Background: Response to preoperative radiochemotherapy (RCT) in patients with locally advanced rectal cancer is very heterogeneous. Pathologic complete response (pCR) is accompanied by a favorable outcome. However, most patients show incomplete response. The aim of this investigation was to find indications for risk stratification in the group of intermediate responders to RCT.

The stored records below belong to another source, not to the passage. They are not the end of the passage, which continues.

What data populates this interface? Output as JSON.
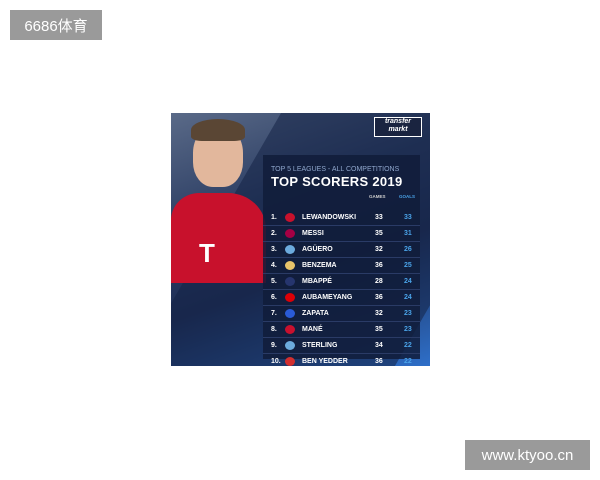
{
  "watermarks": {
    "top_left": "6686体育",
    "bottom_right": "www.ktyoo.cn"
  },
  "graphic": {
    "logo": "transfer markt",
    "subtitle": "TOP 5 LEAGUES - ALL COMPETITIONS",
    "title": "TOP SCORERS 2019",
    "columns": {
      "games": "GAMES",
      "goals": "GOALS"
    },
    "rows": [
      {
        "rank": "1.",
        "name": "LEWANDOWSKI",
        "games": "33",
        "goals": "33",
        "crest": "#c8112c"
      },
      {
        "rank": "2.",
        "name": "MESSI",
        "games": "35",
        "goals": "31",
        "crest": "#a50044"
      },
      {
        "rank": "3.",
        "name": "AGÜERO",
        "games": "32",
        "goals": "26",
        "crest": "#6cabdd"
      },
      {
        "rank": "4.",
        "name": "BENZEMA",
        "games": "36",
        "goals": "25",
        "crest": "#e8c46a"
      },
      {
        "rank": "5.",
        "name": "MBAPPÉ",
        "games": "28",
        "goals": "24",
        "crest": "#26356e"
      },
      {
        "rank": "6.",
        "name": "AUBAMEYANG",
        "games": "36",
        "goals": "24",
        "crest": "#db0007"
      },
      {
        "rank": "7.",
        "name": "ZAPATA",
        "games": "32",
        "goals": "23",
        "crest": "#2a5bd7"
      },
      {
        "rank": "8.",
        "name": "MANÉ",
        "games": "35",
        "goals": "23",
        "crest": "#c8102e"
      },
      {
        "rank": "9.",
        "name": "STERLING",
        "games": "34",
        "goals": "22",
        "crest": "#6cabdd"
      },
      {
        "rank": "10.",
        "name": "BEN YEDDER",
        "games": "36",
        "goals": "22",
        "crest": "#d32f2f"
      }
    ]
  }
}
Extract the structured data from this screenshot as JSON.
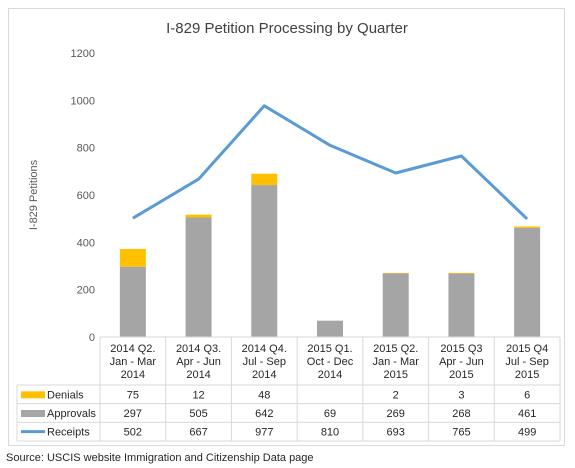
{
  "chart_data": {
    "type": "bar",
    "title": "I-829 Petition Processing by Quarter",
    "ylabel": "I-829 Petitions",
    "xlabel": "",
    "ylim": [
      0,
      1200
    ],
    "yticks": [
      0,
      200,
      400,
      600,
      800,
      1000,
      1200
    ],
    "grid": false,
    "legend": "table-left",
    "categories": [
      [
        "2014 Q2.",
        "Jan - Mar",
        "2014"
      ],
      [
        "2014 Q3.",
        "Apr - Jun",
        "2014"
      ],
      [
        "2014 Q4.",
        "Jul - Sep",
        "2014"
      ],
      [
        "2015 Q1.",
        "Oct - Dec",
        "2014"
      ],
      [
        "2015 Q2.",
        "Jan - Mar",
        "2015"
      ],
      [
        "2015 Q3",
        "Apr - Jun",
        "2015"
      ],
      [
        "2015 Q4",
        "Jul - Sep",
        "2015"
      ]
    ],
    "series": [
      {
        "name": "Denials",
        "kind": "stacked-bar",
        "color": "#ffc000",
        "values": [
          75,
          12,
          48,
          null,
          2,
          3,
          6
        ],
        "labels": [
          "75",
          "12",
          "48",
          "",
          "2",
          "3",
          "6"
        ]
      },
      {
        "name": "Approvals",
        "kind": "stacked-bar",
        "color": "#a5a5a5",
        "values": [
          297,
          505,
          642,
          69,
          269,
          268,
          461
        ],
        "labels": [
          "297",
          "505",
          "642",
          "69",
          "269",
          "268",
          "461"
        ]
      },
      {
        "name": "Receipts",
        "kind": "line",
        "color": "#5b9bd5",
        "values": [
          502,
          667,
          977,
          810,
          693,
          765,
          499
        ],
        "labels": [
          "502",
          "667",
          "977",
          "810",
          "693",
          "765",
          "499"
        ]
      }
    ]
  },
  "source": "Source: USCIS website Immigration and Citizenship Data page"
}
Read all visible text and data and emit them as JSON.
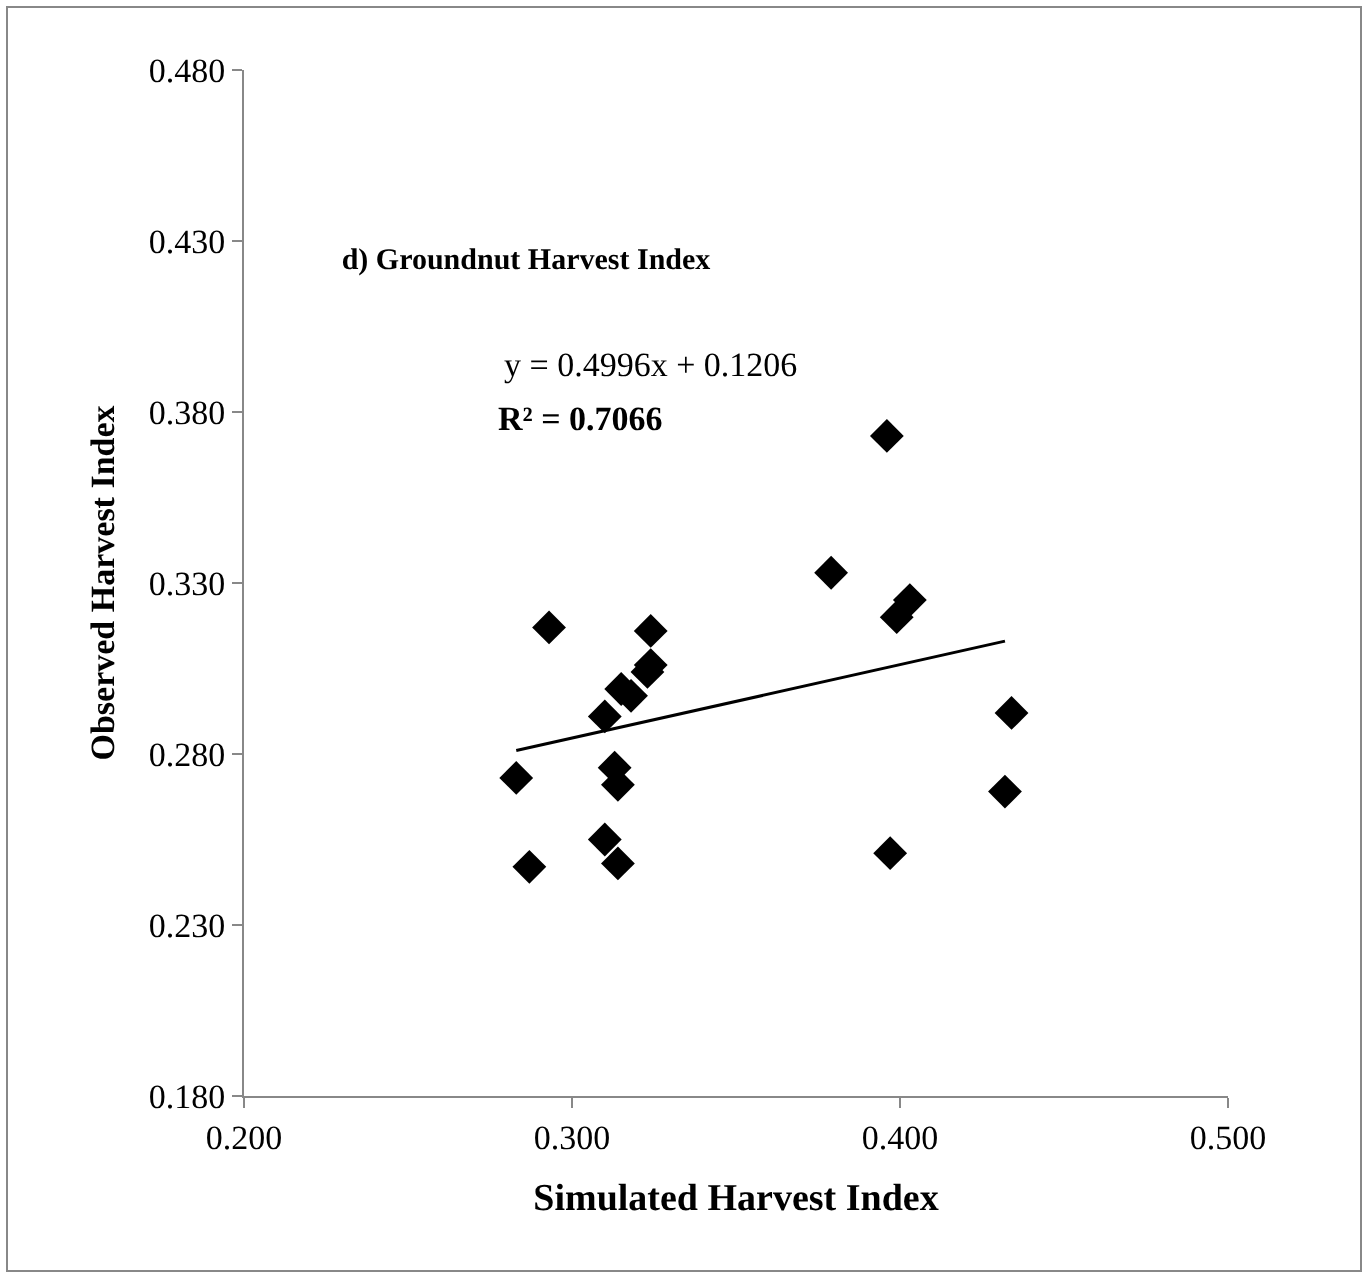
{
  "chart_data": {
    "type": "scatter",
    "title": "d) Groundnut Harvest Index",
    "xlabel": "Simulated Harvest Index",
    "ylabel": "Observed Harvest Index",
    "annotations": [
      "y = 0.4996x + 0.1206",
      "R² = 0.7066"
    ],
    "x": [
      0.283,
      0.287,
      0.293,
      0.31,
      0.31,
      0.313,
      0.314,
      0.314,
      0.315,
      0.318,
      0.323,
      0.324,
      0.324,
      0.379,
      0.396,
      0.397,
      0.399,
      0.403,
      0.432,
      0.434
    ],
    "series": [
      {
        "color": "#000000",
        "values": [
          0.273,
          0.247,
          0.317,
          0.291,
          0.255,
          0.276,
          0.271,
          0.248,
          0.299,
          0.297,
          0.304,
          0.306,
          0.316,
          0.333,
          0.373,
          0.251,
          0.32,
          0.325,
          0.269,
          0.292
        ]
      },
      {
        "type": "line",
        "color": "#000000",
        "x": [
          0.283,
          0.432
        ],
        "values": [
          0.281,
          0.313
        ],
        "marker": "none",
        "line_style": "solid"
      }
    ],
    "marker": "diamond",
    "grid": false,
    "xlim": [
      0.2,
      0.5
    ],
    "xticks": [
      {
        "value": 0.2,
        "label": "0.200"
      },
      {
        "value": 0.3,
        "label": "0.300"
      },
      {
        "value": 0.4,
        "label": "0.400"
      },
      {
        "value": 0.5,
        "label": "0.500"
      }
    ],
    "ylim": [
      0.18,
      0.48
    ],
    "yticks": [
      {
        "value": 0.18,
        "label": "0.180"
      },
      {
        "value": 0.23,
        "label": "0.230"
      },
      {
        "value": 0.28,
        "label": "0.280"
      },
      {
        "value": 0.33,
        "label": "0.330"
      },
      {
        "value": 0.38,
        "label": "0.380"
      },
      {
        "value": 0.43,
        "label": "0.430"
      },
      {
        "value": 0.48,
        "label": "0.480"
      }
    ]
  }
}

Methods: From a prospective database of 496 patients with rectal adenocarcinoma, 107 patients with stage II/III cancers and intermediate response to preoperative 5-FU based RCT (ypT2/3 and TRG 2/3), treated within the German Rectal Cancer Trials were studied. Surgical treatment comprised curative (R0) total mesorectal excision (TME) in all cases. In 95 patients available for statistical analyses, residual transmural infiltration of the mesorectal compartment, nodal involvement and histolologic tumor grading were investigated for their prognostic impact on disease-free (DFS) and overall survival (OS).

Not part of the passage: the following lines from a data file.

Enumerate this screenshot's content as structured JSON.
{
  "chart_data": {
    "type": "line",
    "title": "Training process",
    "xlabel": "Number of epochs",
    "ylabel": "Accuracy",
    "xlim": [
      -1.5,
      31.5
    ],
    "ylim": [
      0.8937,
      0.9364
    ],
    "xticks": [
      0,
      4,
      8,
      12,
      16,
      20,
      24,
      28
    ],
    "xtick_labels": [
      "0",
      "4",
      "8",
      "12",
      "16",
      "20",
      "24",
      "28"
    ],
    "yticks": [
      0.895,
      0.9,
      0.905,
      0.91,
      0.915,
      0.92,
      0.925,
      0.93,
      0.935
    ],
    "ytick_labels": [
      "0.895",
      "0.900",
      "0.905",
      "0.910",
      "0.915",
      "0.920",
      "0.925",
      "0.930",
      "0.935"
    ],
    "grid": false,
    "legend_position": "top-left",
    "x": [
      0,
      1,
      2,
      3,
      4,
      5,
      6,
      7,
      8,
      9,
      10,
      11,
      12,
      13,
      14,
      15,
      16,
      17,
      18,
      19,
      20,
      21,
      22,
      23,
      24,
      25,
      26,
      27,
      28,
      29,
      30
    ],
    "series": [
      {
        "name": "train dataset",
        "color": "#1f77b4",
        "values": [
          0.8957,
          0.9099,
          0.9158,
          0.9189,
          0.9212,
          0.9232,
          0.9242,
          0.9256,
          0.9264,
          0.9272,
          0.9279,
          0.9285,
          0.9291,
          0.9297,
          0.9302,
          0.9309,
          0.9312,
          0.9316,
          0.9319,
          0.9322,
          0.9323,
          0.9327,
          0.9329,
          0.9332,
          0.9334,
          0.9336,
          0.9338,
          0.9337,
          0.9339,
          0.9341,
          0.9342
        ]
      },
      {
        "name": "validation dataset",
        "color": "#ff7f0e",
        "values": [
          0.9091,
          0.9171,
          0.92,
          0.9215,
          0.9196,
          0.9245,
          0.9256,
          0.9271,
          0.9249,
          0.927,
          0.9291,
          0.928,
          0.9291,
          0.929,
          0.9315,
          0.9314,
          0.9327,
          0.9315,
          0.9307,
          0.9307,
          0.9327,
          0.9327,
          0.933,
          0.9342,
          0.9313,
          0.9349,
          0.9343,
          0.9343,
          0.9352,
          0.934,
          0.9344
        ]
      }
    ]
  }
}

Results: Residual tumor transgression into the mesorectal compartment (ypT3) did not influence DFS and OS rates (p = 0.619, p = 0.602, respectively). Nodal involvement after preoperative RCT (ypN1/2) turned out to be a valid prognostic factor with decreased DFS and OS (p = 0.0463, p = 0.0236, respectively). Persistent tumor infiltration of the mesorectum (ypT3) and histologic tumor grading of residual tumor cell clusters were strongly correlated with lymph node metastases after neoadjuvant treatment (p < 0.001).

Conclusions: Advanced transmural tumor invasion after RCT does not affect prognosis when curative (R0) resection is achievable. Residual nodal status is the most important predictor of individual outcome in intermediate responders to preoperative RCT. Furthermore, ypT stage and tumor grading turn out to be additional auxiliary factors. Future clinical trials for risk-adapted adjuvant therapy should be based on a synopsis of clinicopathologic parameters.

Figure 1

Histopathologic differentiation: well/moderate differentiated residual tumor cell clusters after RCT with preserved glandular growth pattern (High Grade Tumors; Figure 1a). Poorly differentiated residual tumor cells with non-glandular formations (Low Grade Tumors; Figure 1b).

Figure 2

Distribution of ypT stage in 153 patients treated with preoperative RCT within clinical phase II/III trials. 107 patients (70%) manifested as intermediate responders with irradiation-induced tumor regression (TRG 2/3)[17] and ypT2 and ypT3 category.

Figure 3

DFS in patients with rectal cancer and intermediate response to preoperative RCT stratified by ypT stage (3a) and ypN stage (3b). OS in patients with rectal cancer and intermediate response to preoperative RCT stratified by ypT stage (3c) and ypN stage (3d).